Dirsi ciò che si prova

Oggi la mia riflessione si posa su un tema a cui tengo tanto: dirsi ciò che si prova.
Ho sempre pensato che i non-detti creino distanze, ma non può essere che dirsi come ci si sente allontani comunque?
È un tema che ha proprio a che fare con la scelta di condividere se stessi, perché le nostre sensazioni altro non sono che parti di noi che ci abitano. Ed è una questione molto personale.
Arrivano dubbi e domande: Chi me lo fa fare di rendere partecipe un’altra persona, se, così facendo, arriva la paura di sentirmi più vulnerabile o fraintesa?
E se non ho le energie per affrontare tutto quello che viene dopo il parlarsi?
E come si sta ad accogliere una persona che ti dice che si è sentita male dopo aver ascoltato le tue parole? Perché il rischio esiste.
E poi chissà cosa arriva delle parole che si dicono, perché il loro senso e significato cambiano a seconda della storia della persona a cui si donano.
Come si sta nel pezzo che ti porta a guardare il tuo modo di stare in relazione che, seppure con le migliori intenzioni, può arrivare troppo ruvido o schietto o poco empatico?
Perché la complessità sta proprio nella diversità.
Accorgersi del nostro impatto sugli altri, dicendo o meno ciò che proviamo, credo sia determinante.
E quando non accade, parlarsi non solo è fondamentale, ma proprio salvifico, perché solo così posso accorgermi e correggere il tiro, o quanto meno spiegarmi.
E il modo in cui si sceglie di dire le cose? Beh, fa una grande differenza.
Scrivo? Parlo al telefono? Guardo negli occhi?

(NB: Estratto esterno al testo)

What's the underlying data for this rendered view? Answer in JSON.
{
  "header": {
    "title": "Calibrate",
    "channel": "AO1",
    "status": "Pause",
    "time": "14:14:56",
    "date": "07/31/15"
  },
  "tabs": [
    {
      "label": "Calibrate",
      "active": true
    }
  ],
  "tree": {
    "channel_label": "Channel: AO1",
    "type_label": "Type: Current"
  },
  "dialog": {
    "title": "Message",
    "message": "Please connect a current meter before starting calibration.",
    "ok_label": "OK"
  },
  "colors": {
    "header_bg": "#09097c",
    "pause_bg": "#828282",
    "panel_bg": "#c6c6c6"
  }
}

Seppure io riconosca in me una grande facilità nell’usare la scrittura anche nel mio privato, sono consapevole di quanto questa sia soggetta ad interpretazioni personali che non hanno nulla a che vedere con le mie intenzioni, e i fraintendimenti possono nascere in gran quantità e intensità.
E poi quando l’urgenza di dire non ha la stessa velocità delle possibilità di incontro, che si fa?
E quando ti accorgi che non c’è ascolto di ciò che viene comunicato, ma sintonizzazione con ciò che si sveglia dentro, come ferita personale, che nulla ha a che vedere con le parole dette, cosa è bene fare?
Ci vuole tanta fiducia per riuscire a dirsi le cose, in se stessi e nella relazione, perché farlo è sempre comunque rompere un equilibrio che poi bisogna ricostruire per restare.
A volte viene più semplice e comodo tacere, e magari è anche una scelta più utile, sempre per restare.
Quale può essere il criterio per scegliere?
Io mi accorgo che, quando voglio salvare una relazione, amo dire, eppure ci sono momenti in cui non so più se sia una scelta nutriente, sia per me che per le mie relazioni, soprattutto se il desiderio è invecchiare insieme.
E voi?
Cosa ne pensate?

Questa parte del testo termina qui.